Chew tells me that one of the main reasons he’s drawn to Omada is that the company has several wide-ranging studies published in actual peer-reviewed medical journals suggesting its system really works. Having worked closely on major diabetes treatment medications like metformin and Sanofi’s flagship insulin Lantus, Chew was taken with the idea that such treatments, however innovative, don’t have to be necessary by default.
“The reason I’m here is that I was very excited about the problem that we weren’t addressing in pharma—dealing with the 86 million people with pre-diabetes that can lead to a tsunami in health care costs,” he said, adding that “pharma is looking beyond the pill” and that “digital therapeutics will become therapeutics,” particularly when it comes to preventing disease.
Sidenote: Chew is also one of the few biopharma execs I’ve ever spoken to who voluntarily brought up the Institute for Clinical and Economic Review (ICER), a tough drug pricing critic organization which insists on proven outcomes (and has consequently become a major biopharma gadfly), because the group actually validated the cost-effectiveness of Omada’s tech.

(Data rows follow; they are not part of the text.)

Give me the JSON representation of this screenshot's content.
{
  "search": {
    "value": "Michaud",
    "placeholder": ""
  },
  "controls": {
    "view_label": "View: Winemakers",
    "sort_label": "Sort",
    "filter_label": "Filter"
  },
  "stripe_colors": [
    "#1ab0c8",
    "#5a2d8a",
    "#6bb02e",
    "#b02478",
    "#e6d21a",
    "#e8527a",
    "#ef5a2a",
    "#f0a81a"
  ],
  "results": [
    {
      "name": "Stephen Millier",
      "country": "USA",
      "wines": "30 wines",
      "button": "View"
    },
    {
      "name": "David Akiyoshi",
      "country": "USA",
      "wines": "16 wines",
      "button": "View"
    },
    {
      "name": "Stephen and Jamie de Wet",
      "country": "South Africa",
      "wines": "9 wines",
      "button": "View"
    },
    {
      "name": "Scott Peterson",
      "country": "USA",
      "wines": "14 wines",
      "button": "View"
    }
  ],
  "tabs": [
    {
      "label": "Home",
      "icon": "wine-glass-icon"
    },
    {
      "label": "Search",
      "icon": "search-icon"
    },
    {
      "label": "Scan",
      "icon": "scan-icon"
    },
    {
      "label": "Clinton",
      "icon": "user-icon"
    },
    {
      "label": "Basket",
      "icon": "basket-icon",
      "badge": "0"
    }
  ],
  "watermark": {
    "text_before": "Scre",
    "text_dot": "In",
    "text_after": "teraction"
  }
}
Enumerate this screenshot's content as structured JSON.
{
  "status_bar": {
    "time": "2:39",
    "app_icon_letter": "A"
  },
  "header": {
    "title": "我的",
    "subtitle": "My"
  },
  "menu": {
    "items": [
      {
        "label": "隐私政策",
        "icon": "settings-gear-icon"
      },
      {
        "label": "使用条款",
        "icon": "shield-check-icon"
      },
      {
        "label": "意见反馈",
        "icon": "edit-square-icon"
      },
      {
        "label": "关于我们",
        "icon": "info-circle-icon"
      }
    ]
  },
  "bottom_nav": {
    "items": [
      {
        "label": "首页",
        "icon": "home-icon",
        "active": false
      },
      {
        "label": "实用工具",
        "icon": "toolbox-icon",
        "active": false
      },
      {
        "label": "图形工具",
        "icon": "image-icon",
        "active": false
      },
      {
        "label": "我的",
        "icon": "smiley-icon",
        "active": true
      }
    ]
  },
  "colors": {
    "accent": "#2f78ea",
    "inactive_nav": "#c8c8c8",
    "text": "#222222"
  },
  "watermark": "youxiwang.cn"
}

The pay-for-performance ethos stretches to the top, too—Duffy notes that customers who use Omada’s services don’t have to pay unless they actually achieve health and/or cost-related results.
But there still need to be some major systemic changes for the company to meet its ultimate goal of becoming a pioneering, premier distributor for diabetes and cardiovascular disease prevention services. “The evolution of the reimbursement system has to continue,” said Schoenherr, adding that he’s confident that insurance companies, hospitals, and employers alike will increasingly move towards pay-for-performance incentive structures in health care.